On a drawing it is indeed obvious. And this is how I proceed:
$F'$ a face of $P'$ ($F' = P'\cap H$ for some valid hyperplane $H$). If $v\not\in F'$ then somehow you have to prove that actually no other point in $P'$ not in $P$ can be in $F'$. (How do you prove this?) Therefore $P'\cap H = P\cap H$ and since $H$ remains valid for $P$, we get that $F'$ is also a face of $P$.
If $v\in F'$ we have that $F = P\cap H\subset P'\cap H = F'$ so $F\cup \{v\}\subset F'$ and conv($F\cup \{v\}$)$\subset$ conv($F') = F'$ But how do you get the other inclusion?

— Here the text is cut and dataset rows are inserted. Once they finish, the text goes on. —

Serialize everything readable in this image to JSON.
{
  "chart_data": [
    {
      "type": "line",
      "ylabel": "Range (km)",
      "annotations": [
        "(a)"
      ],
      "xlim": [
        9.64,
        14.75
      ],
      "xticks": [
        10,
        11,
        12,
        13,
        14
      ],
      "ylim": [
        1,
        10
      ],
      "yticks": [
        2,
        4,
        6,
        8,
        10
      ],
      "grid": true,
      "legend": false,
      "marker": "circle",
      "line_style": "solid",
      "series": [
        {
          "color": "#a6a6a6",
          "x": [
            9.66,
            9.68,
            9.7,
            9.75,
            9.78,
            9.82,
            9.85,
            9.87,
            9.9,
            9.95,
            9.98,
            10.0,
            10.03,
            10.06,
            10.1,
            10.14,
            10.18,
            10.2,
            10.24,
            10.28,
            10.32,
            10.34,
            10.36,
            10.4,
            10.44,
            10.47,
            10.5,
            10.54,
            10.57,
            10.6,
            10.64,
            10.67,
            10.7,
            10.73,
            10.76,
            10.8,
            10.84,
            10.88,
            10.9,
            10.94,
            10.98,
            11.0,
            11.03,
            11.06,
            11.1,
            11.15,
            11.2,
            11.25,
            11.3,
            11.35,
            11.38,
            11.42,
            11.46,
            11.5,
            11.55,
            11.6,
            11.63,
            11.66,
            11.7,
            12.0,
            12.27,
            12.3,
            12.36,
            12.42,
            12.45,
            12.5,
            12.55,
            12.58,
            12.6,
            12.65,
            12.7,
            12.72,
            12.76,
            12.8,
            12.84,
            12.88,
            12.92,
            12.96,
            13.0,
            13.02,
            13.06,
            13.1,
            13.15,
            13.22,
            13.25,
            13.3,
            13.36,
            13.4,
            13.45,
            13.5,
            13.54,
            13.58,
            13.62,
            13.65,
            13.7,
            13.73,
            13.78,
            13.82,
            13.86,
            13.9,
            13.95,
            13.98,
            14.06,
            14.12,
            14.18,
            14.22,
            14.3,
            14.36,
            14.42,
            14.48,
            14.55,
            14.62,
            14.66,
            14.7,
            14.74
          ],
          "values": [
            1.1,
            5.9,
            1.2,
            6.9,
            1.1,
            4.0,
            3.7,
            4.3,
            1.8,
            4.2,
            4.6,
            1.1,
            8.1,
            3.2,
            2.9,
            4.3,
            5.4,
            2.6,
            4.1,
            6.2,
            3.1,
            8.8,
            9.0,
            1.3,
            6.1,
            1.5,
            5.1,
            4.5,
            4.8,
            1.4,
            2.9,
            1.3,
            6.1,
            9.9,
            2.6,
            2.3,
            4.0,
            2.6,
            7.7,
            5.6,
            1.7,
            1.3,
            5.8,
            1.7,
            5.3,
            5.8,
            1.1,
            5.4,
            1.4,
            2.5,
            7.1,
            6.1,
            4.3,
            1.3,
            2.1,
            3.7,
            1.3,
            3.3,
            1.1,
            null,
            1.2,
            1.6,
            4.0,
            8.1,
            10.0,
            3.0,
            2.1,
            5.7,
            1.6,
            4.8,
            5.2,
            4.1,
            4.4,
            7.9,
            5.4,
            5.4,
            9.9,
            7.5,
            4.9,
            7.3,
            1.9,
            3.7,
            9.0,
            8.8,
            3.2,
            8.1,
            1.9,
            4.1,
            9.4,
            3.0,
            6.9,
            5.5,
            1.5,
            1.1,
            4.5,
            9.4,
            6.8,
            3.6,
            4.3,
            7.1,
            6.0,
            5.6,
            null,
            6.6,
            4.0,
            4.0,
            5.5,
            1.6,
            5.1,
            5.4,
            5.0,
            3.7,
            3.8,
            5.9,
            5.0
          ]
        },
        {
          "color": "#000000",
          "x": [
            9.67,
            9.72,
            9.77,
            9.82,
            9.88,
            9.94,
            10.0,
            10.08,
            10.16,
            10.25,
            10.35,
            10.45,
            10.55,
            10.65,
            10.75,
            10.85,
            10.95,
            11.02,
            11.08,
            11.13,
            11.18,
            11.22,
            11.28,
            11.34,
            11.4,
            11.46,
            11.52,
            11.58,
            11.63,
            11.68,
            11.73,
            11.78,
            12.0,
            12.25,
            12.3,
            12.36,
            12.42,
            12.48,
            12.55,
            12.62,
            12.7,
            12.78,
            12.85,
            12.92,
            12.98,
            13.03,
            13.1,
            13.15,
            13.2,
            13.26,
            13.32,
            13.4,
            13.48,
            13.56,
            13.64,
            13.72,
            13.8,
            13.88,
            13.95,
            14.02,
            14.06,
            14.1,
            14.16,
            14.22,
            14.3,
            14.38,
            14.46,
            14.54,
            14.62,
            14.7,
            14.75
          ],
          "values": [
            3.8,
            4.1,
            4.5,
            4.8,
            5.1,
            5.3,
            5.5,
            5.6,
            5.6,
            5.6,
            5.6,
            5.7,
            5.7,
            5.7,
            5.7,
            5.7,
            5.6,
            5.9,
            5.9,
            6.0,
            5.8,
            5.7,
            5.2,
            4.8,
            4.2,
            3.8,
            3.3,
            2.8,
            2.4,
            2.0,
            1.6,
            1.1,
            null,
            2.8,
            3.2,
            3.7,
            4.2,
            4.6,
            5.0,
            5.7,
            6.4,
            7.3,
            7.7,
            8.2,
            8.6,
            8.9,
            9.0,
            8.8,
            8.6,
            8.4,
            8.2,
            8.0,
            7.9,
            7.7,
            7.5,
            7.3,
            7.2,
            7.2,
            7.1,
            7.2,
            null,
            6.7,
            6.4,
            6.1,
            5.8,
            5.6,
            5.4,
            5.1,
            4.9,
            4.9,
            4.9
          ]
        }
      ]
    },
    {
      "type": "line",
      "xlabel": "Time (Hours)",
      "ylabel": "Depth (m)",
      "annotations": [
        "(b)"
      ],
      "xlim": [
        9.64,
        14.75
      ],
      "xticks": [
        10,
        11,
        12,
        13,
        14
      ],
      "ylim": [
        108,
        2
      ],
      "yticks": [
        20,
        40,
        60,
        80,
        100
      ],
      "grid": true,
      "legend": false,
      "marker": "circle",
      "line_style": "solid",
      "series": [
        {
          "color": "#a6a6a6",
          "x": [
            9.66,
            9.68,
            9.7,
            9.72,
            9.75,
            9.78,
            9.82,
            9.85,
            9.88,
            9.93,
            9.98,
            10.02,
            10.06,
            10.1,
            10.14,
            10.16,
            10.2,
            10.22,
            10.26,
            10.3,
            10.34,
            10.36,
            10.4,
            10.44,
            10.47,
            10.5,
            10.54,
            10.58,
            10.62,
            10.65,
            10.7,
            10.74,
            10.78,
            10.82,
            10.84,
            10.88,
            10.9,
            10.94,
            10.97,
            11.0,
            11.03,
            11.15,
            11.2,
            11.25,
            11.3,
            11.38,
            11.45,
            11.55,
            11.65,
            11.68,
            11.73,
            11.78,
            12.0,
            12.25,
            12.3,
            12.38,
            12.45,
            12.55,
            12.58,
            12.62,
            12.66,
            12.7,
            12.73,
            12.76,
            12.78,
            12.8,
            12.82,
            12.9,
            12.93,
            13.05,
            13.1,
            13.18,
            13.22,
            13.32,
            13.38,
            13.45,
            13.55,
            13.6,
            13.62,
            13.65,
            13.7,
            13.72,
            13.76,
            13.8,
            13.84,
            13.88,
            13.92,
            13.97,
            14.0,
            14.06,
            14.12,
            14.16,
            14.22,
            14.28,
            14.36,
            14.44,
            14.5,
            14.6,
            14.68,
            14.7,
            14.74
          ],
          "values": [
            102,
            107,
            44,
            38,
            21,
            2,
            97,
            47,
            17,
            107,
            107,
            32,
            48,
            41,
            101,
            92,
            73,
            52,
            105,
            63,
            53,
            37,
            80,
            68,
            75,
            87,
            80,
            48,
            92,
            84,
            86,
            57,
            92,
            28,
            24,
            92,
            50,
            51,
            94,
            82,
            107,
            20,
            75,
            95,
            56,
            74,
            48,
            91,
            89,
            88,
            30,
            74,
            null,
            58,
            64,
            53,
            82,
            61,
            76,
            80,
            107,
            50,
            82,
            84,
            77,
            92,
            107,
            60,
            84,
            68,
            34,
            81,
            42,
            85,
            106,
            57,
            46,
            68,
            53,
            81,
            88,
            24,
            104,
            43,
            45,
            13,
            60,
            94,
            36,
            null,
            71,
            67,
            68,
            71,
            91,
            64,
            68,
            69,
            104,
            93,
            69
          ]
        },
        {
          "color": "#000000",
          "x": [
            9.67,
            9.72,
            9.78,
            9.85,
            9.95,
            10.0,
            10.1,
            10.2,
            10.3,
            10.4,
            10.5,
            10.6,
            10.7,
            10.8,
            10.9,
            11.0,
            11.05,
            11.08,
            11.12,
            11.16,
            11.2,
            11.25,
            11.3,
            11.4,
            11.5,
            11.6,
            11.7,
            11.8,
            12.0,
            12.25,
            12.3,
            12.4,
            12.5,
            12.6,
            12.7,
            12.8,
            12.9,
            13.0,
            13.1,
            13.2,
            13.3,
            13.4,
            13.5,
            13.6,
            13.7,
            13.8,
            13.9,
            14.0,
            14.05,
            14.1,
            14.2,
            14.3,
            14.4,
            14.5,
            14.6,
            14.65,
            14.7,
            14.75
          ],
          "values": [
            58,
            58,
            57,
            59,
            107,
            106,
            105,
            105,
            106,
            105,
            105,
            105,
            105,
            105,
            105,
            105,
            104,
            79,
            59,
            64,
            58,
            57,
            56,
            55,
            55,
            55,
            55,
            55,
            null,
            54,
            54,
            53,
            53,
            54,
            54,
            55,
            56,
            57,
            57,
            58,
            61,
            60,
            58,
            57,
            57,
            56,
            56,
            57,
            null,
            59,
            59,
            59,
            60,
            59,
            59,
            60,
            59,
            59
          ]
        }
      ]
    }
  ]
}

Let $F'$ be a face of $P'$ having $v$ as one vertex. It is the intersection of a supporting hyperplane $H$ of $P'$ with $P'$ (so $P'$ is within one closed half-space defined by $H$). Then $H$ is also a supporting hyperplane for $P$ and $F=H\cap P$ is a face of $P$ (I'm taking the empty set to be a face.)
We need to show that $F'$ is the convex hull of $F\cup\{v\}$. Certainly $F'$ contains this convex hull. But each point $x$ of $F'$ is a point of $P'$ and so lies in a segment $[uv]$ from a point $u\in P$ to $v$. Assume $x\ne v$. Then the whole segment $[uv]$ lies in $H$. Therefore $u\in P\cap H=F$. So $x$ lies in the convex hull of $F\cup \{v\}$